Developing a Sorting System for Resumes
Kerr strategically sorts through resumes online, scoring them on a scale of 0 to 10, with 10 representing the highest-quality candidate. He holds onto the resumes of all quality candidates that his company didn’t hire. When he recruits again for that type of position, he messages these individuals to see if they are still interested in the position or whether they know people who might be good candidates. As time goes on, the lead pool grows.

Making Quality Conversion Calls
Kerr said the conversion, or setup, call is made to potential interviewees and lasts about 20 minutes to set up the interview properly. One problem that many interviewers face is people not showing up to the interview. To help prevent interview no-shows, the interviewer should take the time to get to know the candidates and what’s important to them.

Kerr added that to minimize no-shows, an interviewer should use the conversion call to give the candidate an assignment for the interview. “For example, tell them to go to our website and read more about us and then write down five to 10 questions about what you would like to know more about,” he said. During the call, he tells each candidate while part of the interview is going to be about discussing his or her past experiences, the interview will also help the interviewee understand the company to ensure there’s a good fit for that role.

Lastly, Kerr recommended the interviewer give the candidates his or her cell phone number and that should anything come up to please let him or her know a day or two ahead of time.

“By taking the time to get that kind of depth in a setup call, you have a much higher likelihood of people showing up,” said Kerr. “I went from a 50 percent show-up rate to an 85 percent show-up rate, just by changing the setup call.”

Conducting Behavioral Interviews
Kerr recommended each interview take about two hours, but the time is well worth it to find the right fit for the position.

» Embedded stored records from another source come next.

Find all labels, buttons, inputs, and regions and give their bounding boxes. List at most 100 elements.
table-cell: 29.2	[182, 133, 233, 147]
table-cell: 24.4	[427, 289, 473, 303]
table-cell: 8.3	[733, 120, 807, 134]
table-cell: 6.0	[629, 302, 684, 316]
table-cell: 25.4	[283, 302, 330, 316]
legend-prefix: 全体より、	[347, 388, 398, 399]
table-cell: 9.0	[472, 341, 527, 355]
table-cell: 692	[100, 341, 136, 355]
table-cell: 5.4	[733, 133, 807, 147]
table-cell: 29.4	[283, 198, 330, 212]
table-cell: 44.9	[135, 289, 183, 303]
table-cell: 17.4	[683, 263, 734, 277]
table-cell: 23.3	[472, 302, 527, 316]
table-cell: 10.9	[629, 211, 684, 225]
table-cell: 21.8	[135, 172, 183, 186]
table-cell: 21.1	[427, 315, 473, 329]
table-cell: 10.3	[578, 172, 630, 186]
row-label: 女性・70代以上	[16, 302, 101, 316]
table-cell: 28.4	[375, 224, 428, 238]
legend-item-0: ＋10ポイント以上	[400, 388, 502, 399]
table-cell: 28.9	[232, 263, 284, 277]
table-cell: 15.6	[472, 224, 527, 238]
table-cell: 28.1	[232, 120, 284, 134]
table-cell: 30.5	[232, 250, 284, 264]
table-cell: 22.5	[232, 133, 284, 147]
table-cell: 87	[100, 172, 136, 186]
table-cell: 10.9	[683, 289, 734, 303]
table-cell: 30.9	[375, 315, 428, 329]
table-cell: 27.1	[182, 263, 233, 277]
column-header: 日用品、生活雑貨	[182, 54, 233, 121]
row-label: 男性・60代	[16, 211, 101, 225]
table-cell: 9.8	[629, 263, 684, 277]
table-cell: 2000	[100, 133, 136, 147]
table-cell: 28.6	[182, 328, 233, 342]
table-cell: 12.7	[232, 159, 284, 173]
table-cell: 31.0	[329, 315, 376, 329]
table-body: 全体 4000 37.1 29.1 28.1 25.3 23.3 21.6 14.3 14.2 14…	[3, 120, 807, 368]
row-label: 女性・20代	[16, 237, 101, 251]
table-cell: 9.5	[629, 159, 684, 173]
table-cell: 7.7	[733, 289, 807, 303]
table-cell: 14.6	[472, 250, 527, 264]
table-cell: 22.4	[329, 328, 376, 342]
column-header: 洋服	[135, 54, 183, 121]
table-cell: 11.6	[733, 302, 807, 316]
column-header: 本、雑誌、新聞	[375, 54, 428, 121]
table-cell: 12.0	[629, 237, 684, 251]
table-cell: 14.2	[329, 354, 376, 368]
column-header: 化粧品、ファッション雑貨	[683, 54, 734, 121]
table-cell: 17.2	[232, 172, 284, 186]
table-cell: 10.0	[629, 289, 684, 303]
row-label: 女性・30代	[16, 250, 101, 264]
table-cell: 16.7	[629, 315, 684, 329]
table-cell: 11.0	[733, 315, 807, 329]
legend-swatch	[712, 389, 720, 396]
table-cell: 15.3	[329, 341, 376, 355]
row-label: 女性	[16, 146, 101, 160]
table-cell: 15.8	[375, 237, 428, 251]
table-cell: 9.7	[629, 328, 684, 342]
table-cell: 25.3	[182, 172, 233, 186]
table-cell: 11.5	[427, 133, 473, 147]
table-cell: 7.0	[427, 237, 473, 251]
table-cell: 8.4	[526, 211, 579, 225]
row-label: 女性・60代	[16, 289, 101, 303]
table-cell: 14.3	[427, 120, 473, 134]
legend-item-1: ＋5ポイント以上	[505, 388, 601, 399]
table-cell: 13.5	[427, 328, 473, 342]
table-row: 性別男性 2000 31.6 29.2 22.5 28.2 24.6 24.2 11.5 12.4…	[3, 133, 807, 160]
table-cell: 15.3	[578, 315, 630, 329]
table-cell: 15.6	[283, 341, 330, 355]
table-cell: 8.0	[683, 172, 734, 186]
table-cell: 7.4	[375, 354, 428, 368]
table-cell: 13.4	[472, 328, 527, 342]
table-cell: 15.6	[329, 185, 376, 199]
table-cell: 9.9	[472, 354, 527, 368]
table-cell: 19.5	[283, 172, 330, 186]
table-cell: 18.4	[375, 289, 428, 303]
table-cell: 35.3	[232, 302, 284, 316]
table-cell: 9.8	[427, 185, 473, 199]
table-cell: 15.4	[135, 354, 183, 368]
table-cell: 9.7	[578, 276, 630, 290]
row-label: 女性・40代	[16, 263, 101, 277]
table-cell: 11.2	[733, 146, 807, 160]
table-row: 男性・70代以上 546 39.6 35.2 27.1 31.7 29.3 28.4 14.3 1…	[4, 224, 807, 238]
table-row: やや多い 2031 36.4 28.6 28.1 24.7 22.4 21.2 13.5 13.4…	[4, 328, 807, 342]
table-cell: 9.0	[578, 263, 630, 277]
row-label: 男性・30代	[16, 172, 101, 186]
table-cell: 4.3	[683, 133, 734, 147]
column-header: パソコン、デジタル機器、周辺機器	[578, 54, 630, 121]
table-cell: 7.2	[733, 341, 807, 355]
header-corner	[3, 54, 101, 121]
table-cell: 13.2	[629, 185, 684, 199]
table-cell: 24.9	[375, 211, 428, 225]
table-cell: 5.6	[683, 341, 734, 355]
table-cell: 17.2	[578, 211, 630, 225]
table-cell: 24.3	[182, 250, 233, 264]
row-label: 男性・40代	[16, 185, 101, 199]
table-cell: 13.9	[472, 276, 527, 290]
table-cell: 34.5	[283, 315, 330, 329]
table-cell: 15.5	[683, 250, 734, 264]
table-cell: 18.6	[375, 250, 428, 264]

The interview should be behavioral based; this means the interviewer needs to find out the personality traits of the candidate, rather than just focusing on his or her skill set.  “If you’re going to hire somebody to roof a roof or sell a roof, you can train them within a few months more or less,” said Kerr. “You can’t train someone to handle stress extremely well, to be excited by goal setting, have tons of tenacity or have good core values. These are natural behaviors that exist in people.”

“During the interview process, I’m taking time to get to know their past experience to predict their future behavior, and I’m identifying certain traits that would go with certain roles, for example: tenacity and attainment,” he continued. He said asking probing questions should reveal the interviewee’s true character.